Karya-karyanya mencakup berbagai topik penting Dalam bidang farmakologi, kardiovaskular, neurosains, elektrofisiologi, genetika, dan terapi sel punca.
Beberapa penelitiannya telah dipublikasikan di jurnal-jurnal internasional terkemuka dan telah banyak dikutip oleh peneliti lain di seluruh dunia. Bahkan karyanya beberapa kali dimuat di jurnal NATURE.
Taruna juga telah menulis beberapa buku teks penting dalam bidang kedokteran dan neurosains. secara keseluruhan, penelitian dan jurnal yang telah dilakukan dan yang telah terindeks telah disitasi sebanyak 1.763 melalui Scopus dan Google Scholar.
Sedangkan H-Index Taruna yang tertera pada laman Sinta Kemendikbud menunjukkan angka 17 dari Scopus dan 24 dari Google Scholar. H-Index itu sendiri merupakan indeks yang mengukur produktivitas dan dampak dari karya atau hasil penelitian seorang ilmuwan.
Atas dedikasi dan kontribusinya yang luar bias aitu, Prof Taruna Ikrar telah menerima berbagai penghargaan bergengsi, termasuk predikat Outstanding Scientist dari Pemerintah Amerika Serikat pada tahun 2014 dan UKP-Presidential Award untuk kategori Innovator and Scientist pada tahun 2017.
Taruna juga aktif dalam berbagai organisasi profesional internasional dan terus memberikan kontribusi signifikan dalam pengembangan ilmu kedokteran dan farmakologi di Indonesia maupun secara global.

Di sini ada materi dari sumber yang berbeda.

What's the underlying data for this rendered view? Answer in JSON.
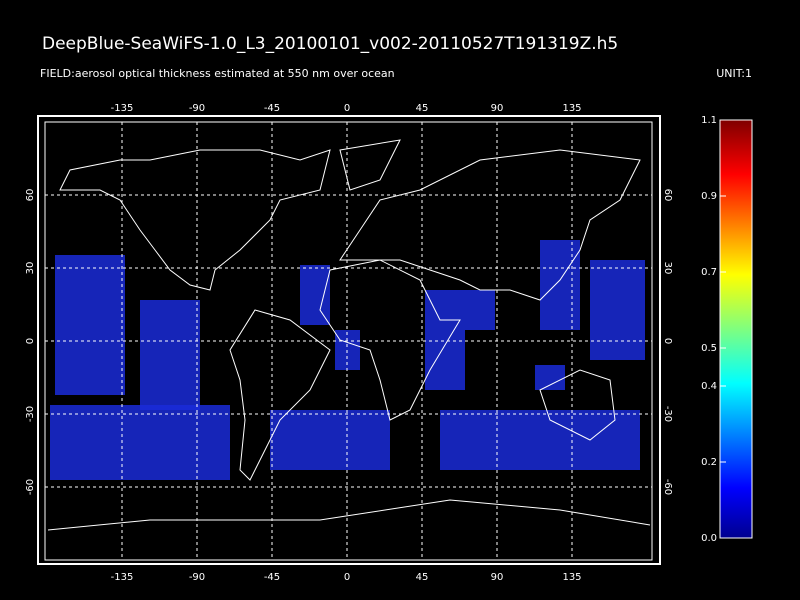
{
  "header": {
    "title": "DeepBlue-SeaWiFS-1.0_L3_20100101_v002-20110527T191319Z.h5",
    "field": "FIELD:aerosol optical thickness estimated at 550 nm over ocean",
    "unit": "UNIT:1"
  },
  "map": {
    "xlim": [
      -180,
      180
    ],
    "ylim": [
      -90,
      90
    ],
    "xticks": [
      -135,
      -90,
      -45,
      0,
      45,
      90,
      135
    ],
    "yticks": [
      -60,
      -30,
      0,
      30,
      60
    ]
  },
  "colorbar": {
    "range": [
      0,
      1.1
    ],
    "ticks": [
      {
        "value": 0,
        "label": "0.0"
      },
      {
        "value": 0.2,
        "label": "0.2"
      },
      {
        "value": 0.4,
        "label": "0.4"
      },
      {
        "value": 0.5,
        "label": "0.5"
      },
      {
        "value": 0.7,
        "label": "0.7"
      },
      {
        "value": 0.9,
        "label": "0.9"
      },
      {
        "value": 1.1,
        "label": "1.1"
      }
    ]
  }
}
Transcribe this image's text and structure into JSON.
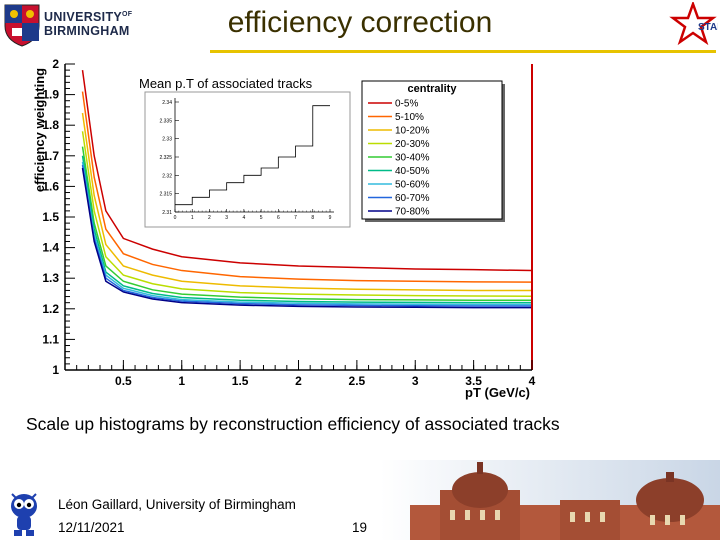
{
  "header": {
    "university_line1": "UNIVERSITY",
    "university_of": "OF",
    "university_line2": "BIRMINGHAM",
    "title": "efficiency correction",
    "star_logo_text": "STAR"
  },
  "chart_data": {
    "type": "line",
    "title": "",
    "xlabel": "pT (GeV/c)",
    "ylabel": "efficiency weighting",
    "xlim": [
      0,
      4
    ],
    "ylim": [
      1,
      2
    ],
    "x_ticks": [
      "0.5",
      "1",
      "1.5",
      "2",
      "2.5",
      "3",
      "3.5",
      "4"
    ],
    "y_ticks": [
      "1",
      "1.1",
      "1.2",
      "1.3",
      "1.4",
      "1.5",
      "1.6",
      "1.7",
      "1.8",
      "1.9",
      "2"
    ],
    "x": [
      0.15,
      0.25,
      0.35,
      0.5,
      0.75,
      1,
      1.5,
      2,
      2.5,
      3,
      3.5,
      4
    ],
    "legend_title": "centrality",
    "series": [
      {
        "name": "0-5%",
        "color": "#cc0000",
        "values": [
          1.98,
          1.7,
          1.52,
          1.43,
          1.395,
          1.37,
          1.35,
          1.34,
          1.335,
          1.33,
          1.328,
          1.325
        ]
      },
      {
        "name": "5-10%",
        "color": "#ff6600",
        "values": [
          1.91,
          1.63,
          1.46,
          1.38,
          1.345,
          1.325,
          1.305,
          1.297,
          1.292,
          1.29,
          1.288,
          1.287
        ]
      },
      {
        "name": "10-20%",
        "color": "#eebb00",
        "values": [
          1.84,
          1.57,
          1.41,
          1.34,
          1.31,
          1.29,
          1.275,
          1.268,
          1.264,
          1.262,
          1.26,
          1.26
        ]
      },
      {
        "name": "20-30%",
        "color": "#bbdd00",
        "values": [
          1.78,
          1.52,
          1.37,
          1.31,
          1.282,
          1.265,
          1.253,
          1.248,
          1.245,
          1.243,
          1.242,
          1.241
        ]
      },
      {
        "name": "30-40%",
        "color": "#33cc33",
        "values": [
          1.73,
          1.48,
          1.34,
          1.29,
          1.262,
          1.248,
          1.238,
          1.233,
          1.23,
          1.229,
          1.228,
          1.228
        ]
      },
      {
        "name": "40-50%",
        "color": "#00bb88",
        "values": [
          1.7,
          1.46,
          1.32,
          1.275,
          1.25,
          1.237,
          1.228,
          1.224,
          1.222,
          1.221,
          1.22,
          1.22
        ]
      },
      {
        "name": "50-60%",
        "color": "#33bbdd",
        "values": [
          1.68,
          1.44,
          1.31,
          1.267,
          1.243,
          1.23,
          1.222,
          1.218,
          1.216,
          1.215,
          1.214,
          1.214
        ]
      },
      {
        "name": "60-70%",
        "color": "#2266dd",
        "values": [
          1.67,
          1.43,
          1.3,
          1.26,
          1.237,
          1.225,
          1.217,
          1.213,
          1.211,
          1.21,
          1.209,
          1.209
        ]
      },
      {
        "name": "70-80%",
        "color": "#000088",
        "values": [
          1.66,
          1.42,
          1.29,
          1.255,
          1.232,
          1.22,
          1.212,
          1.208,
          1.206,
          1.205,
          1.204,
          1.204
        ]
      }
    ],
    "annotation": "Mean p.T of associated tracks",
    "inset": {
      "type": "step",
      "x_ticks": [
        "0",
        "1",
        "2",
        "3",
        "4",
        "5",
        "6",
        "7",
        "8",
        "9"
      ],
      "y_ticks": [
        "2.34",
        "2.335",
        "2.33",
        "2.325",
        "2.32",
        "2.315",
        "2.31"
      ],
      "x": [
        0,
        1,
        2,
        3,
        4,
        5,
        6,
        7,
        8,
        9
      ],
      "values": [
        2.312,
        2.314,
        2.316,
        2.318,
        2.32,
        2.322,
        2.325,
        2.328,
        2.339,
        2.339
      ]
    }
  },
  "caption": "Scale up histograms by reconstruction efficiency of associated tracks",
  "footer": {
    "author": "Léon Gaillard, University of Birmingham",
    "date": "12/11/2021",
    "page": "19"
  }
}
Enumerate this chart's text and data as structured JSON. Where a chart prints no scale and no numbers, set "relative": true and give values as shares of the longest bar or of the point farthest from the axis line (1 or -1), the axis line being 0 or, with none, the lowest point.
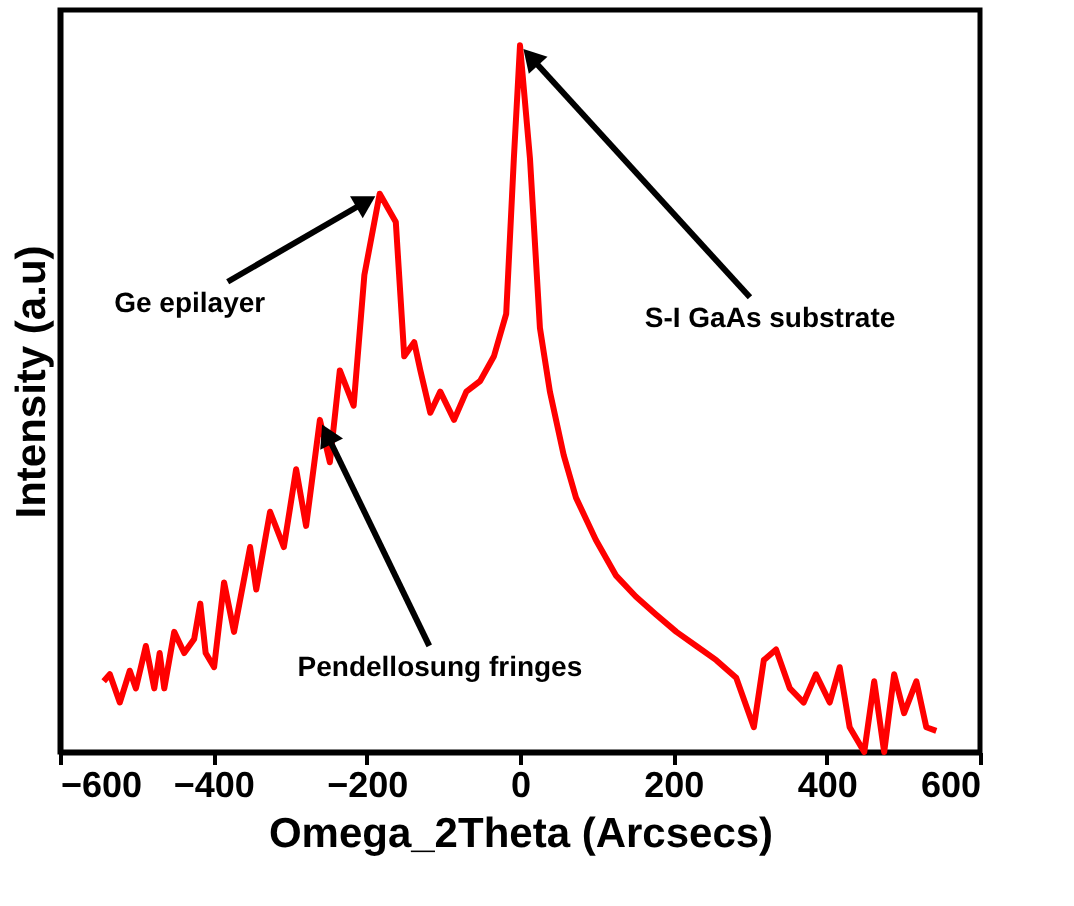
{
  "chart_data": {
    "type": "line",
    "relative": true,
    "xlabel": "Omega_2Theta (Arcsecs)",
    "ylabel": "Intensity (a.u)",
    "xlim": [
      -600,
      600
    ],
    "xticks": [
      -600,
      -400,
      -200,
      0,
      200,
      400,
      600
    ],
    "grid": false,
    "marker": "none",
    "line_style": "solid",
    "x": [
      -543,
      -535,
      -522,
      -509,
      -501,
      -488,
      -477,
      -470,
      -464,
      -451,
      -438,
      -425,
      -417,
      -410,
      -399,
      -386,
      -373,
      -352,
      -344,
      -326,
      -308,
      -292,
      -279,
      -261,
      -248,
      -235,
      -217,
      -203,
      -183,
      -162,
      -151,
      -138,
      -130,
      -117,
      -104,
      -86,
      -70,
      -52,
      -34,
      -18,
      -8,
      0,
      13,
      26,
      39,
      57,
      73,
      99,
      125,
      151,
      177,
      204,
      230,
      256,
      282,
      305,
      318,
      334,
      352,
      370,
      386,
      404,
      417,
      430,
      449,
      462,
      475,
      488,
      501,
      517,
      530,
      543
    ],
    "series": [
      {
        "color": "#ff0000",
        "values": [
          0.1,
          0.11,
          0.07,
          0.115,
          0.09,
          0.15,
          0.09,
          0.14,
          0.09,
          0.17,
          0.14,
          0.16,
          0.21,
          0.14,
          0.12,
          0.24,
          0.17,
          0.29,
          0.23,
          0.34,
          0.29,
          0.4,
          0.32,
          0.47,
          0.41,
          0.54,
          0.49,
          0.675,
          0.79,
          0.75,
          0.56,
          0.58,
          0.54,
          0.48,
          0.51,
          0.47,
          0.51,
          0.525,
          0.56,
          0.62,
          0.84,
          1.0,
          0.84,
          0.6,
          0.51,
          0.42,
          0.36,
          0.3,
          0.25,
          0.22,
          0.195,
          0.17,
          0.15,
          0.13,
          0.105,
          0.035,
          0.13,
          0.145,
          0.09,
          0.07,
          0.11,
          0.07,
          0.12,
          0.035,
          0.0,
          0.1,
          0.0,
          0.11,
          0.055,
          0.1,
          0.035,
          0.03
        ]
      }
    ],
    "annotations": [
      {
        "text": "Ge epilayer",
        "x": -183,
        "y": 0.79
      },
      {
        "text": "S-I GaAs substrate",
        "x": 0,
        "y": 1.0
      },
      {
        "text": "Pendellosung fringes",
        "x": -261,
        "y": 0.47
      }
    ]
  }
}
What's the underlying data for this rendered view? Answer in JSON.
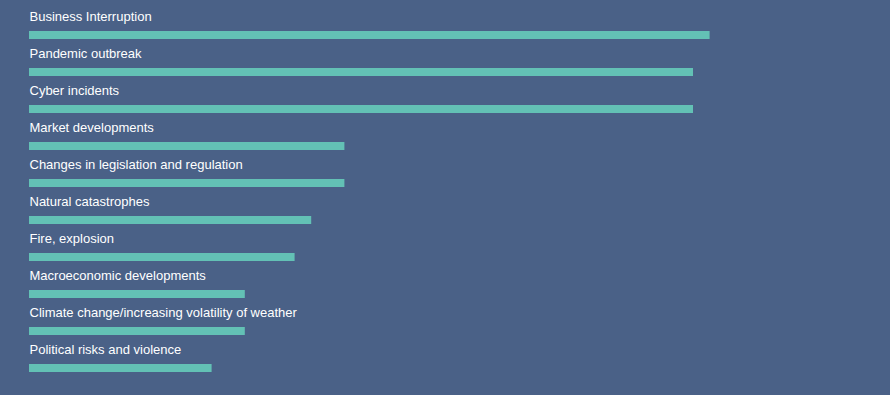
{
  "chart_data": {
    "type": "bar",
    "orientation": "horizontal",
    "categories": [
      "Business Interruption",
      "Pandemic outbreak",
      "Cyber incidents",
      "Market developments",
      "Changes in legislation and regulation",
      "Natural catastrophes",
      "Fire, explosion",
      "Macroeconomic developments",
      "Climate change/increasing volatility of weather",
      "Political risks and violence"
    ],
    "values": [
      41,
      40,
      40,
      19,
      19,
      17,
      16,
      13,
      13,
      11
    ],
    "color": "#63c1b5",
    "xlim": [
      0,
      50
    ],
    "tick_labels": false,
    "grid": false,
    "data_labels": false
  }
}
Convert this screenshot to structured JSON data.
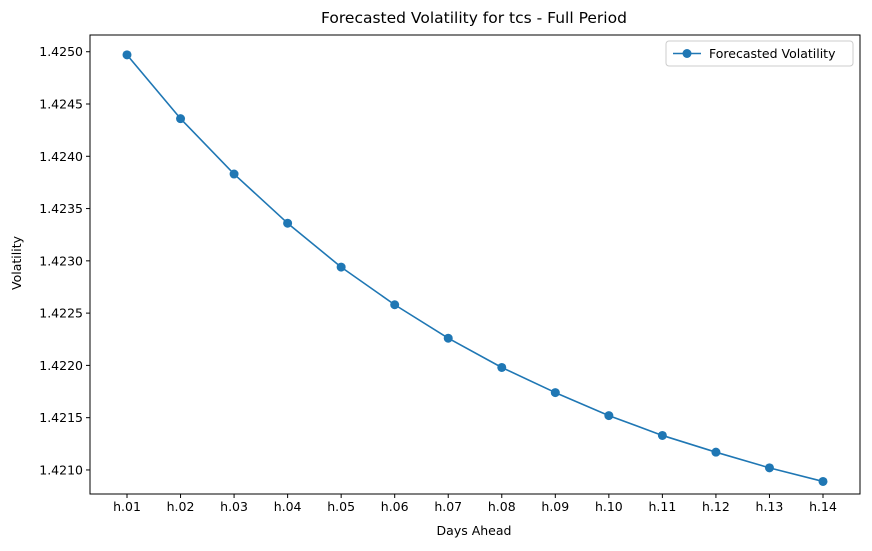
{
  "chart_data": {
    "type": "line",
    "title": "Forecasted Volatility for tcs - Full Period",
    "xlabel": "Days Ahead",
    "ylabel": "Volatility",
    "categories": [
      "h.01",
      "h.02",
      "h.03",
      "h.04",
      "h.05",
      "h.06",
      "h.07",
      "h.08",
      "h.09",
      "h.10",
      "h.11",
      "h.12",
      "h.13",
      "h.14"
    ],
    "series": [
      {
        "name": "Forecasted Volatility",
        "color": "#1f77b4",
        "marker": "circle",
        "values": [
          1.42497,
          1.42436,
          1.42383,
          1.42336,
          1.42294,
          1.42258,
          1.42226,
          1.42198,
          1.42174,
          1.42152,
          1.42133,
          1.42117,
          1.42102,
          1.42089
        ]
      }
    ],
    "yticks": [
      "1.4210",
      "1.4215",
      "1.4220",
      "1.4225",
      "1.4230",
      "1.4235",
      "1.4240",
      "1.4245",
      "1.4250"
    ],
    "ylim": [
      1.42077,
      1.42516
    ],
    "grid": false,
    "legend_position": "top-right"
  }
}
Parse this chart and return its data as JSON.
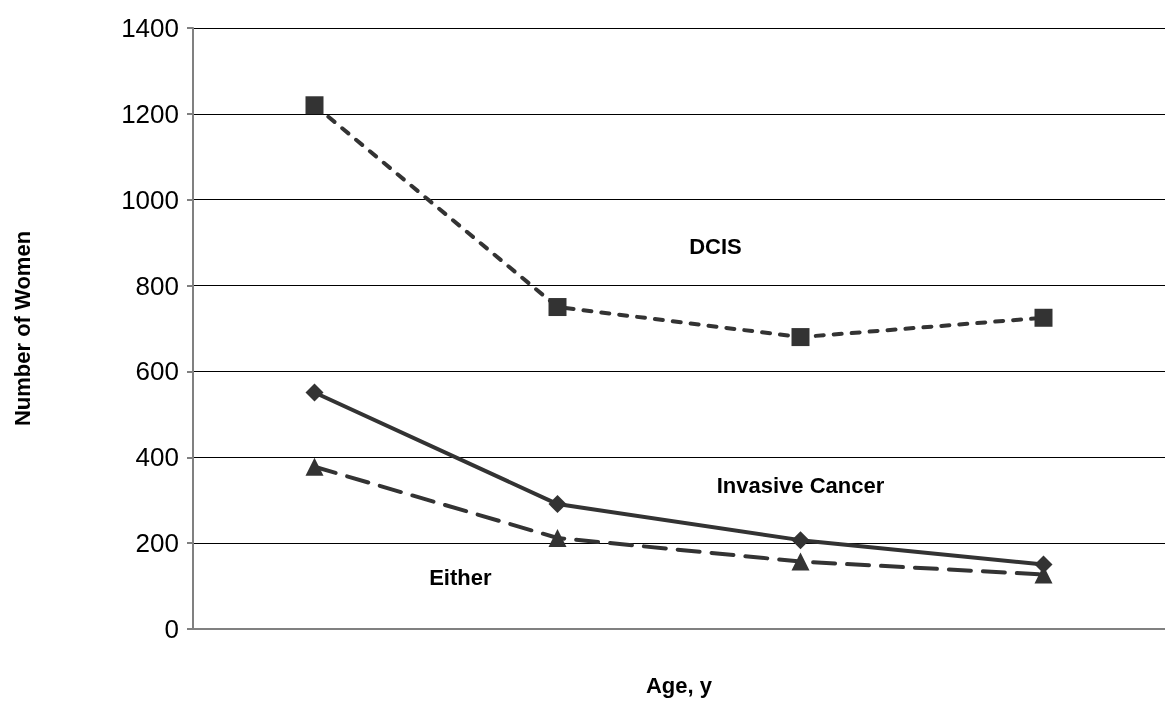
{
  "chart_data": {
    "type": "line",
    "xlabel": "Age, y",
    "ylabel": "Number of Women",
    "categories": [
      null,
      null,
      null,
      null
    ],
    "series": [
      {
        "name": "DCIS",
        "color": "#333333",
        "values": [
          1220,
          750,
          680,
          725
        ],
        "marker": "square",
        "line_style": "dotted"
      },
      {
        "name": "Invasive Cancer",
        "color": "#333333",
        "values": [
          551,
          291,
          207,
          150
        ],
        "marker": "diamond",
        "line_style": "solid"
      },
      {
        "name": "Either",
        "color": "#333333",
        "values": [
          378,
          212,
          157,
          127
        ],
        "marker": "triangle",
        "line_style": "dashed"
      }
    ],
    "ylim": [
      0,
      1400
    ],
    "yticks": [
      0,
      200,
      400,
      600,
      800,
      1000,
      1200,
      1400
    ],
    "grid": "y",
    "legend": false
  }
}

Di antaranya pernah menjadi Ketua Konsil Kedokteran Indonesia dan Direktur International Association of Medical Regulatory Authorities (IAMRA) atau Ketua Konsil Kedokteran Dunia hingga saat ini.
Keahliannya yang komprehensif dan kepemimpinannya yang kuat menjadikannya salah satu tokoh penting dalam kemajuan ilmu kedokteran dan farmasi di Indonesia. Buah pernikahannya dengan Elfi Wardaningsih, rekan sesama dokter yang kebetulan bertemu di perpustakaan Universitas Indonesia, Taruna telah dikaruniai tiga anak, yaitu Aqilla Safazia Ikrar dan Athallah Razandhia Ikrar, serta Alaric Khalifah.